Похожий мотив прослеживается и в цикле Кристофера Сташеффа «Маг». Правда, литературному отцу Рода Галлоугласса не удалось столь же изящно поиграть словами. Интересная идея реализовалась в виде серии довольно однообразных коммерческих продуктов, теряющих привлекательность с каждым новым романом.
Другим примером использования живого слова может служить сатирический гротеск Михаила Успенского «Дорогой товарищ король». В совершенно волшебном мире просторечные и нецензурные слова, произнесенные советскими «попаданцами», приобретают невероятную силу и называются не иначе как Митирогнозия Магика. «…В гневе Востромырдин произнес исконную простонародную формулировку из трех частей… Тотчас светильник под куполом померк, пламя факелов заметалось, а со стены с лязгом сорвалось несколько мечей и щитов…»
В соответствии с глубоко укорененной в западноевропейской прозе традицией слово всегда играло главенствующую роль, когда речь шла о тайной власти и о чудесах. У Джона Рональда Руэла Толкина во «Властелине Колец» базовыми для написания и произнесения заклинаний являются язык древних эльфов и наречия, созданные на его основе. Дверь в Морию открывается при помощи единственного эльфийского слова «друг», а когда хоббит Фродо пытается разобрать надпись на Кольце Всевластия, волшебник Гендальф избегает слов, произнесенных на языке Мордора и цитирует безопасный вариант на человеческом наречии. Этот закон, увиденный Толкином в народных суевериях, как нельзя лучше иллюстрирует, с каким пиететом люди древности относились к слову изреченному.
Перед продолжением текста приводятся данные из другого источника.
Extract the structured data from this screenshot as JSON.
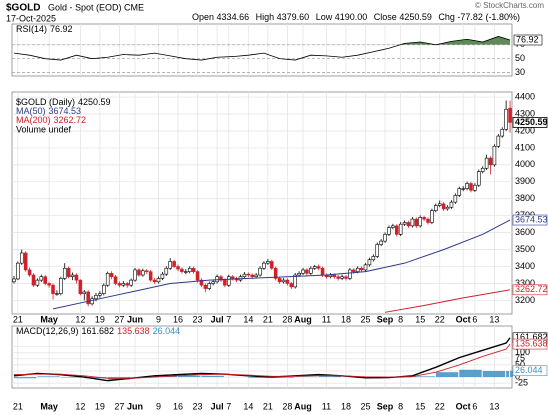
{
  "chart_data": {
    "type": "candlestick",
    "symbol": "$GOLD",
    "title": "Gold - Spot (EOD) CME",
    "date": "17-Oct-2025",
    "credit": "© StockCharts.com",
    "quote": [
      {
        "label": "Open",
        "value": "4334.66"
      },
      {
        "label": "High",
        "value": "4379.60"
      },
      {
        "label": "Low",
        "value": "4190.00"
      },
      {
        "label": "Close",
        "value": "4250.59"
      },
      {
        "label": "Chg",
        "value": "-77.82 (-1.80%)"
      }
    ],
    "price_label": "$GOLD (Daily)",
    "volume_label": "Volume undef",
    "up_color": "#000000",
    "down_color": "#d0202a",
    "xlim": [
      -0.5,
      127.5
    ],
    "xticks": [
      {
        "value": 1,
        "label": "21"
      },
      {
        "value": 9,
        "label": "May"
      },
      {
        "value": 17,
        "label": "12"
      },
      {
        "value": 22,
        "label": "19"
      },
      {
        "value": 27,
        "label": "27"
      },
      {
        "value": 31,
        "label": "Jun"
      },
      {
        "value": 37,
        "label": "9"
      },
      {
        "value": 42,
        "label": "16"
      },
      {
        "value": 47,
        "label": "23"
      },
      {
        "value": 52,
        "label": "Jul"
      },
      {
        "value": 55,
        "label": "7"
      },
      {
        "value": 60,
        "label": "14"
      },
      {
        "value": 65,
        "label": "21"
      },
      {
        "value": 70,
        "label": "28"
      },
      {
        "value": 74,
        "label": "Aug"
      },
      {
        "value": 80,
        "label": "11"
      },
      {
        "value": 85,
        "label": "18"
      },
      {
        "value": 90,
        "label": "25"
      },
      {
        "value": 95,
        "label": "Sep"
      },
      {
        "value": 99,
        "label": "8"
      },
      {
        "value": 104,
        "label": "15"
      },
      {
        "value": 109,
        "label": "22"
      },
      {
        "value": 115,
        "label": "Oct"
      },
      {
        "value": 118,
        "label": "6"
      },
      {
        "value": 123,
        "label": "13"
      }
    ],
    "ylim": [
      3120,
      4430
    ],
    "yticks": [
      3200,
      3300,
      3400,
      3500,
      3600,
      3700,
      3800,
      3900,
      4000,
      4100,
      4200,
      4300,
      4400
    ],
    "candles": [
      [
        3310,
        3345,
        3300,
        3327
      ],
      [
        3327,
        3430,
        3320,
        3420
      ],
      [
        3420,
        3500,
        3410,
        3480
      ],
      [
        3480,
        3490,
        3370,
        3380
      ],
      [
        3380,
        3395,
        3340,
        3350
      ],
      [
        3350,
        3360,
        3280,
        3290
      ],
      [
        3290,
        3330,
        3280,
        3320
      ],
      [
        3320,
        3352,
        3308,
        3340
      ],
      [
        3340,
        3350,
        3290,
        3300
      ],
      [
        3300,
        3310,
        3275,
        3290
      ],
      [
        3290,
        3300,
        3205,
        3240
      ],
      [
        3240,
        3260,
        3228,
        3240
      ],
      [
        3240,
        3340,
        3230,
        3330
      ],
      [
        3330,
        3420,
        3320,
        3390
      ],
      [
        3390,
        3400,
        3330,
        3340
      ],
      [
        3340,
        3365,
        3320,
        3350
      ],
      [
        3350,
        3360,
        3300,
        3320
      ],
      [
        3320,
        3325,
        3230,
        3240
      ],
      [
        3240,
        3262,
        3200,
        3250
      ],
      [
        3250,
        3260,
        3165,
        3180
      ],
      [
        3180,
        3225,
        3170,
        3210
      ],
      [
        3210,
        3245,
        3195,
        3230
      ],
      [
        3230,
        3255,
        3215,
        3240
      ],
      [
        3240,
        3300,
        3230,
        3290
      ],
      [
        3290,
        3370,
        3280,
        3360
      ],
      [
        3360,
        3372,
        3325,
        3340
      ],
      [
        3340,
        3350,
        3290,
        3300
      ],
      [
        3300,
        3312,
        3278,
        3290
      ],
      [
        3290,
        3315,
        3280,
        3300
      ],
      [
        3300,
        3310,
        3275,
        3290
      ],
      [
        3290,
        3330,
        3280,
        3320
      ],
      [
        3320,
        3392,
        3310,
        3380
      ],
      [
        3380,
        3390,
        3340,
        3350
      ],
      [
        3350,
        3388,
        3340,
        3375
      ],
      [
        3375,
        3385,
        3355,
        3370
      ],
      [
        3370,
        3380,
        3310,
        3320
      ],
      [
        3320,
        3332,
        3298,
        3310
      ],
      [
        3310,
        3342,
        3300,
        3330
      ],
      [
        3330,
        3368,
        3320,
        3355
      ],
      [
        3355,
        3402,
        3345,
        3390
      ],
      [
        3390,
        3450,
        3380,
        3430
      ],
      [
        3430,
        3440,
        3390,
        3400
      ],
      [
        3400,
        3412,
        3372,
        3385
      ],
      [
        3385,
        3395,
        3358,
        3370
      ],
      [
        3370,
        3385,
        3355,
        3370
      ],
      [
        3370,
        3402,
        3360,
        3390
      ],
      [
        3390,
        3400,
        3358,
        3370
      ],
      [
        3370,
        3378,
        3305,
        3320
      ],
      [
        3320,
        3330,
        3278,
        3290
      ],
      [
        3290,
        3300,
        3248,
        3270
      ],
      [
        3270,
        3312,
        3260,
        3300
      ],
      [
        3300,
        3322,
        3288,
        3310
      ],
      [
        3310,
        3352,
        3300,
        3340
      ],
      [
        3340,
        3350,
        3308,
        3320
      ],
      [
        3320,
        3330,
        3278,
        3290
      ],
      [
        3290,
        3352,
        3280,
        3340
      ],
      [
        3340,
        3350,
        3318,
        3330
      ],
      [
        3330,
        3340,
        3308,
        3320
      ],
      [
        3320,
        3352,
        3310,
        3340
      ],
      [
        3340,
        3368,
        3330,
        3355
      ],
      [
        3355,
        3365,
        3338,
        3350
      ],
      [
        3350,
        3360,
        3328,
        3340
      ],
      [
        3340,
        3362,
        3330,
        3350
      ],
      [
        3350,
        3402,
        3340,
        3390
      ],
      [
        3390,
        3432,
        3380,
        3420
      ],
      [
        3420,
        3445,
        3410,
        3430
      ],
      [
        3430,
        3440,
        3380,
        3390
      ],
      [
        3390,
        3400,
        3318,
        3330
      ],
      [
        3330,
        3340,
        3298,
        3310
      ],
      [
        3310,
        3332,
        3300,
        3320
      ],
      [
        3320,
        3330,
        3288,
        3300
      ],
      [
        3300,
        3310,
        3268,
        3280
      ],
      [
        3280,
        3362,
        3270,
        3350
      ],
      [
        3350,
        3372,
        3340,
        3360
      ],
      [
        3360,
        3392,
        3350,
        3380
      ],
      [
        3380,
        3390,
        3348,
        3360
      ],
      [
        3360,
        3402,
        3350,
        3390
      ],
      [
        3390,
        3410,
        3380,
        3400
      ],
      [
        3400,
        3412,
        3378,
        3390
      ],
      [
        3390,
        3400,
        3338,
        3350
      ],
      [
        3350,
        3360,
        3328,
        3340
      ],
      [
        3340,
        3362,
        3330,
        3350
      ],
      [
        3350,
        3360,
        3328,
        3340
      ],
      [
        3340,
        3350,
        3318,
        3330
      ],
      [
        3330,
        3352,
        3320,
        3340
      ],
      [
        3340,
        3350,
        3318,
        3330
      ],
      [
        3330,
        3392,
        3320,
        3380
      ],
      [
        3380,
        3390,
        3358,
        3370
      ],
      [
        3370,
        3402,
        3360,
        3390
      ],
      [
        3390,
        3400,
        3368,
        3380
      ],
      [
        3380,
        3422,
        3370,
        3410
      ],
      [
        3410,
        3452,
        3400,
        3440
      ],
      [
        3440,
        3472,
        3430,
        3460
      ],
      [
        3460,
        3542,
        3450,
        3530
      ],
      [
        3530,
        3562,
        3520,
        3550
      ],
      [
        3550,
        3602,
        3540,
        3590
      ],
      [
        3590,
        3642,
        3580,
        3630
      ],
      [
        3630,
        3652,
        3620,
        3640
      ],
      [
        3640,
        3650,
        3578,
        3590
      ],
      [
        3590,
        3662,
        3580,
        3650
      ],
      [
        3650,
        3672,
        3640,
        3660
      ],
      [
        3660,
        3670,
        3628,
        3640
      ],
      [
        3640,
        3692,
        3630,
        3680
      ],
      [
        3680,
        3690,
        3628,
        3640
      ],
      [
        3640,
        3702,
        3630,
        3690
      ],
      [
        3690,
        3700,
        3668,
        3680
      ],
      [
        3680,
        3690,
        3648,
        3660
      ],
      [
        3660,
        3742,
        3650,
        3730
      ],
      [
        3730,
        3772,
        3720,
        3760
      ],
      [
        3760,
        3790,
        3750,
        3770
      ],
      [
        3770,
        3780,
        3728,
        3740
      ],
      [
        3740,
        3762,
        3730,
        3750
      ],
      [
        3750,
        3792,
        3740,
        3780
      ],
      [
        3780,
        3832,
        3770,
        3820
      ],
      [
        3820,
        3872,
        3810,
        3860
      ],
      [
        3860,
        3875,
        3845,
        3860
      ],
      [
        3860,
        3902,
        3850,
        3890
      ],
      [
        3890,
        3900,
        3838,
        3850
      ],
      [
        3850,
        3892,
        3840,
        3880
      ],
      [
        3880,
        3972,
        3870,
        3960
      ],
      [
        3960,
        3992,
        3950,
        3980
      ],
      [
        3980,
        4060,
        3970,
        4040
      ],
      [
        4040,
        4050,
        3945,
        4000
      ],
      [
        4000,
        4122,
        3990,
        4110
      ],
      [
        4110,
        4182,
        4100,
        4170
      ],
      [
        4170,
        4222,
        4160,
        4210
      ],
      [
        4210,
        4380,
        4200,
        4328.41
      ],
      [
        4334.66,
        4379.6,
        4190,
        4250.59
      ]
    ],
    "series": [
      {
        "name": "MA(50)",
        "color": "#2e3a8c",
        "x": [
          10,
          20,
          30,
          40,
          50,
          60,
          70,
          80,
          90,
          100,
          110,
          120,
          127
        ],
        "values": [
          3150,
          3200,
          3250,
          3300,
          3320,
          3330,
          3340,
          3350,
          3370,
          3420,
          3500,
          3590,
          3674.53
        ]
      },
      {
        "name": "MA(200)",
        "color": "#d0202a",
        "x": [
          95,
          105,
          115,
          127
        ],
        "values": [
          3130,
          3170,
          3215,
          3262.72
        ]
      }
    ],
    "rsi": {
      "name": "RSI(14)",
      "color": "#000000",
      "fill": "#5e8a58",
      "ylim": [
        25,
        100
      ],
      "yticks": [
        30,
        50,
        70
      ],
      "threshold": 70,
      "x": [
        0,
        4,
        8,
        12,
        16,
        20,
        24,
        28,
        32,
        36,
        40,
        44,
        48,
        52,
        56,
        60,
        64,
        68,
        72,
        76,
        80,
        84,
        88,
        92,
        96,
        100,
        104,
        108,
        112,
        116,
        120,
        124,
        127
      ],
      "values": [
        58,
        55,
        50,
        48,
        55,
        50,
        52,
        56,
        55,
        58,
        54,
        50,
        48,
        52,
        53,
        55,
        58,
        50,
        48,
        55,
        54,
        52,
        55,
        60,
        65,
        72,
        74,
        70,
        75,
        78,
        74,
        82,
        76.92
      ]
    },
    "macd": {
      "name": "MACD(12,26,9)",
      "ylim": [
        -45,
        210
      ],
      "yticks": [
        -25,
        0,
        25,
        50,
        75,
        100,
        125
      ],
      "x": [
        0,
        6,
        12,
        18,
        24,
        30,
        36,
        42,
        48,
        54,
        60,
        66,
        72,
        78,
        84,
        90,
        96,
        102,
        108,
        114,
        120,
        126,
        127
      ],
      "series": [
        {
          "color": "#000000",
          "values": [
            5,
            15,
            10,
            0,
            -15,
            -5,
            5,
            10,
            15,
            12,
            5,
            0,
            5,
            10,
            5,
            -3,
            -2,
            5,
            40,
            80,
            110,
            140,
            161.682
          ]
        },
        {
          "color": "#d0202a",
          "values": [
            10,
            12,
            12,
            5,
            -5,
            -5,
            0,
            5,
            10,
            12,
            8,
            3,
            3,
            6,
            5,
            1,
            0,
            2,
            20,
            50,
            85,
            115,
            135.638
          ]
        },
        {
          "color": "#3d8fc4",
          "values": [
            -5,
            3,
            -2,
            -5,
            -10,
            0,
            5,
            5,
            5,
            0,
            -3,
            -3,
            2,
            4,
            0,
            -4,
            -2,
            3,
            20,
            30,
            25,
            25,
            26.044
          ]
        }
      ]
    }
  }
}
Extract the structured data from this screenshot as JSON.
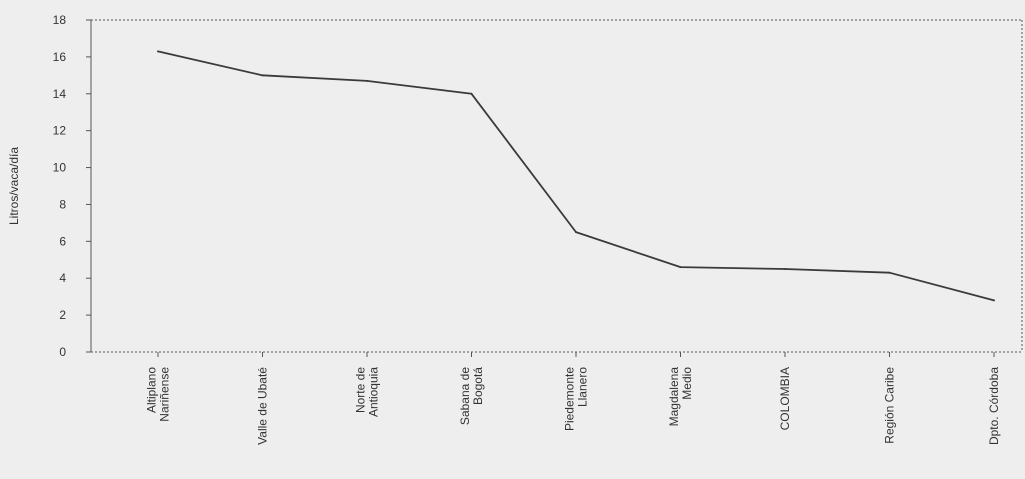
{
  "chart_data": {
    "type": "line",
    "title": "",
    "xlabel": "",
    "ylabel": "Litros/vaca/día",
    "categories": [
      [
        "Altiplano",
        "Nariñense"
      ],
      [
        "Valle de Ubaté"
      ],
      [
        "Norte de",
        "Antioquia"
      ],
      [
        "Sabana de",
        "Bogotá"
      ],
      [
        "Piedemonte",
        "Llanero"
      ],
      [
        "Magdalena",
        "Medio"
      ],
      [
        "COLOMBIA"
      ],
      [
        "Región Caribe"
      ],
      [
        "Dpto. Córdoba"
      ]
    ],
    "values": [
      16.3,
      15.0,
      14.7,
      14.0,
      6.5,
      4.6,
      4.5,
      4.3,
      2.8
    ],
    "ylim": [
      0,
      18
    ],
    "yticks": [
      0,
      2,
      4,
      6,
      8,
      10,
      12,
      14,
      16,
      18
    ],
    "grid": false,
    "line_color": "#3a3a3a",
    "axis_color": "#555555"
  }
}
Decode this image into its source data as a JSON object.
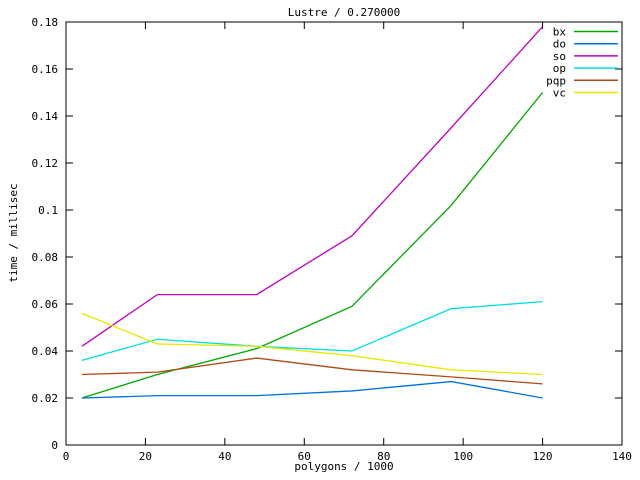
{
  "chart_data": {
    "type": "line",
    "title": "Lustre / 0.270000",
    "xlabel": "polygons / 1000",
    "ylabel": "time / millisec",
    "xlim": [
      0,
      140
    ],
    "ylim": [
      0,
      0.18
    ],
    "grid": false,
    "background": "#ffffff",
    "axis_color": "#000000",
    "legend_position": "top-right-inside",
    "xticks": {
      "values": [
        0,
        20,
        40,
        60,
        80,
        100,
        120,
        140
      ],
      "labels": [
        "0",
        "20",
        "40",
        "60",
        "80",
        "100",
        "120",
        "140"
      ]
    },
    "yticks": {
      "values": [
        0,
        0.02,
        0.04,
        0.06,
        0.08,
        0.1,
        0.12,
        0.14,
        0.16,
        0.18
      ],
      "labels": [
        "0",
        "0.02",
        "0.04",
        "0.06",
        "0.08",
        "0.1",
        "0.12",
        "0.14",
        "0.16",
        "0.18"
      ]
    },
    "x": [
      4,
      23,
      48,
      72,
      97,
      120
    ],
    "series": [
      {
        "name": "bx",
        "color": "#00A800",
        "values": [
          0.02,
          0.03,
          0.041,
          0.059,
          0.102,
          0.15
        ]
      },
      {
        "name": "do",
        "color": "#0070E0",
        "values": [
          0.02,
          0.021,
          0.021,
          0.023,
          0.027,
          0.02
        ]
      },
      {
        "name": "so",
        "color": "#C000C0",
        "values": [
          0.042,
          0.064,
          0.064,
          0.089,
          0.135,
          0.178
        ]
      },
      {
        "name": "op",
        "color": "#00E0E0",
        "values": [
          0.036,
          0.045,
          0.042,
          0.04,
          0.058,
          0.061
        ]
      },
      {
        "name": "pqp",
        "color": "#B04A14",
        "values": [
          0.03,
          0.031,
          0.037,
          0.032,
          0.029,
          0.026
        ]
      },
      {
        "name": "vc",
        "color": "#E8E800",
        "values": [
          0.056,
          0.043,
          0.042,
          0.038,
          0.032,
          0.03
        ]
      }
    ]
  }
}
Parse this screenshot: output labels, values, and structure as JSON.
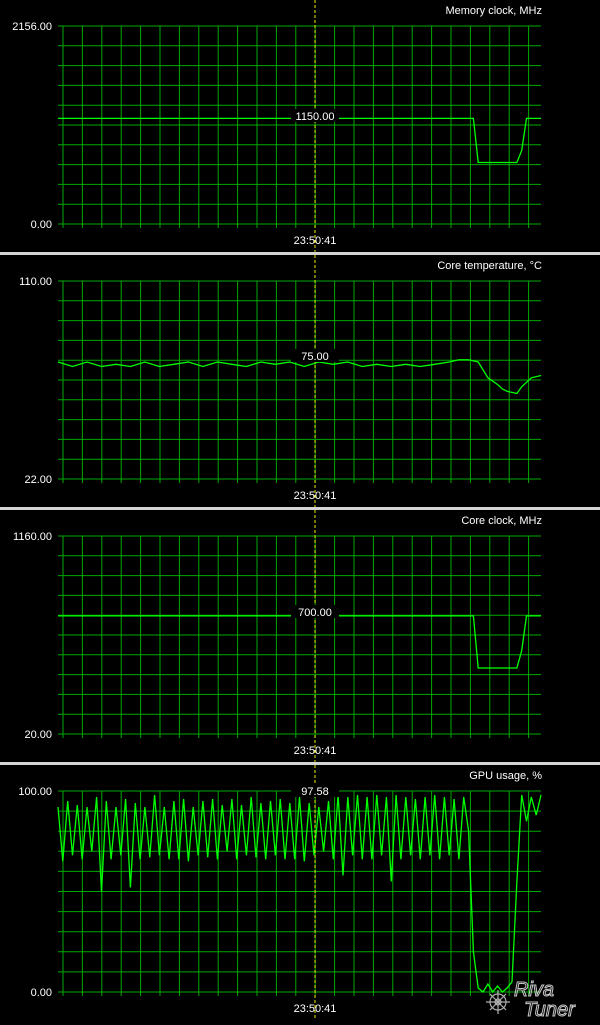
{
  "grid_color": "#00aa00",
  "line_color": "#00ff00",
  "cursor_color": "#e8e800",
  "background": "#000000",
  "cursor_time": "23:50:41",
  "logo_text": "Riva Tuner",
  "chart_data": [
    {
      "type": "line",
      "title": "Memory clock, MHz",
      "ymax_label": "2156.00",
      "ymin_label": "0.00",
      "ylim": [
        0,
        2156
      ],
      "cursor_value": "1150.00",
      "grid": true,
      "x": [
        0,
        86,
        87,
        88,
        93,
        94,
        95,
        96,
        97,
        100
      ],
      "values": [
        1150,
        1150,
        670,
        670,
        670,
        670,
        670,
        800,
        1150,
        1150
      ]
    },
    {
      "type": "line",
      "title": "Core temperature, °C",
      "ymax_label": "110.00",
      "ymin_label": "22.00",
      "ylim": [
        22,
        110
      ],
      "cursor_value": "75.00",
      "grid": true,
      "x": [
        0,
        3,
        6,
        9,
        12,
        15,
        18,
        21,
        24,
        27,
        30,
        33,
        36,
        39,
        42,
        45,
        48,
        51,
        54,
        57,
        60,
        63,
        66,
        69,
        72,
        75,
        78,
        81,
        83,
        85,
        87,
        89,
        91,
        92,
        93,
        95,
        96,
        97,
        98,
        100
      ],
      "values": [
        74,
        72,
        74,
        72,
        73,
        72,
        74,
        72,
        73,
        74,
        72,
        74,
        73,
        72,
        74,
        73,
        74,
        72,
        74,
        73,
        74,
        72,
        73,
        72,
        73,
        72,
        73,
        74,
        75,
        75,
        74,
        67,
        64,
        62,
        61,
        60,
        63,
        65,
        67,
        68
      ]
    },
    {
      "type": "line",
      "title": "Core clock, MHz",
      "ymax_label": "1160.00",
      "ymin_label": "20.00",
      "ylim": [
        20,
        1160
      ],
      "cursor_value": "700.00",
      "grid": true,
      "x": [
        0,
        86,
        87,
        88,
        93,
        94,
        95,
        96,
        97,
        100
      ],
      "values": [
        700,
        700,
        400,
        400,
        400,
        400,
        400,
        500,
        700,
        700
      ]
    },
    {
      "type": "line",
      "title": "GPU usage, %",
      "ymax_label": "100.00",
      "ymin_label": "0.00",
      "ylim": [
        0,
        100
      ],
      "cursor_value": "97.58",
      "grid": true,
      "x": [
        0,
        1,
        2,
        3,
        4,
        5,
        6,
        7,
        8,
        9,
        10,
        11,
        12,
        13,
        14,
        15,
        16,
        17,
        18,
        19,
        20,
        21,
        22,
        23,
        24,
        25,
        26,
        27,
        28,
        29,
        30,
        31,
        32,
        33,
        34,
        35,
        36,
        37,
        38,
        39,
        40,
        41,
        42,
        43,
        44,
        45,
        46,
        47,
        48,
        49,
        50,
        51,
        52,
        53,
        54,
        55,
        56,
        57,
        58,
        59,
        60,
        61,
        62,
        63,
        64,
        65,
        66,
        67,
        68,
        69,
        70,
        71,
        72,
        73,
        74,
        75,
        76,
        77,
        78,
        79,
        80,
        81,
        82,
        83,
        84,
        85,
        86,
        87,
        88,
        89,
        90,
        91,
        92,
        93,
        94,
        95,
        96,
        97,
        98,
        99,
        100
      ],
      "values": [
        92,
        65,
        95,
        68,
        93,
        66,
        92,
        70,
        97,
        50,
        95,
        66,
        92,
        68,
        96,
        52,
        94,
        66,
        92,
        67,
        98,
        68,
        92,
        66,
        95,
        66,
        96,
        65,
        92,
        68,
        95,
        67,
        96,
        66,
        93,
        70,
        96,
        66,
        93,
        68,
        97,
        67,
        94,
        66,
        95,
        68,
        96,
        66,
        94,
        66,
        97,
        65,
        94,
        68,
        92,
        70,
        95,
        66,
        98,
        58,
        97,
        68,
        98,
        66,
        97,
        66,
        98,
        68,
        97,
        55,
        98,
        66,
        97,
        68,
        96,
        66,
        97,
        68,
        98,
        66,
        97,
        68,
        96,
        66,
        97,
        80,
        20,
        2,
        0,
        4,
        0,
        3,
        0,
        2,
        5,
        55,
        98,
        85,
        97,
        88,
        98
      ]
    }
  ]
}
В цикле «Земноморье» Урсулы Ле Гуин магия основывается на Истинной речи, первозданной лексике, при помощи которой творился мир. Согласно Ле Гуин у каждого предмета есть свое истинное имя — секретный код, при помощи которого можно воздействовать на реальность.
В цикле «Эления» Дэвида Эддингса древний народ стирики боится читать человеческие книги, утверждая, что чтение написанных слов может лишить их магического дара.
* * *
Интересное решение для словесной магии предложил российский фантаст Сергей Лукьяненко. В своем цикле о юном волшебнике Триксе Солье автор строит магическую систему на фразах, теряющих свою силу по мере многократного употребления. Они буквально убеждают бытие в своей правоте, заставляя мир изменяться. Для того чтобы получить простейшие вещи, магам приходится изрядно попотеть, изобретая все более сложные и витиеватые словесные конструкции: «…Щавель склонился над столом, карандаш забегал по листку, яростно вычеркивая и исправляя: — Подряд, в соседних строчках, „пот проступать“ и „тревога проступала“. Отвратительно! Школярская, непростительная ошибка! Ну, какого демона привлечет такой текст?…».
Очевидная аллюзия на пишущую братию в магической реальности выглядит, однако, вполне гармонично. Ведь если принять на веру озвученный выше постулат «мир есть текст», то проблемы волшебников будут во многом сходны с проблемами литераторов. Разница только в цели: смастерить заклинание покруче или поразить сердца читателей очередной нетленной фразой.
Задолго до Лукьяненко к теме изреченного бытия обращался Евгений Лукин. В блестящем рассказе «Словесники» (1996) писатель продемонстрировал мир, где любое пожелание немедленно исполняется. Используя в качестве декораций подобие российской глубинки, приземлив героическое и таинственное до простого и бытового, Лукин шагнул в сторону от магистрального направления фэнтезийных текстов, открывая возможность для экспериментов с нашим родным миром.
Хорошую возможность для литературных ристаний предоставляет повесть Теда Чана «72 буквы». Фантастическое допущение у Чана связано с алхимическими и каббалическими традициями, интегрированными в современность. В альтернативной вселенной, созданной американским фантастом, религиозно-философские выкладки являются аксиомами, формирующими объективную реальность. Что тут скажешь: слова, придающие жизнь косной материи, со времен рэбе Лёва будоражат человеческое воображение.
Эффект достоверности в повести достигается еще и тем, что Чан весьма подробно описывает процессы создания големов, гомункулов и прочих алхимических див. Причем в промышленных масштабах. Грамотно организованная образная подача, сочетающая в себе классические фэнтезийные схемы и черты реального мира, автоматически переносит произведения на земли жанрового фронтира. Опираясь на внушительную научную базу в области лингвистики, писатель создает целую теорию имен власти. В соответствии с этой альтернативной доктриной труды средневековых магов и алхимиков занимают место учебников по элементарной физике и роботехнике, а свершения современных чародеев-словоблудов удивительно похожи на достижения прогрессивной науки нашего мира.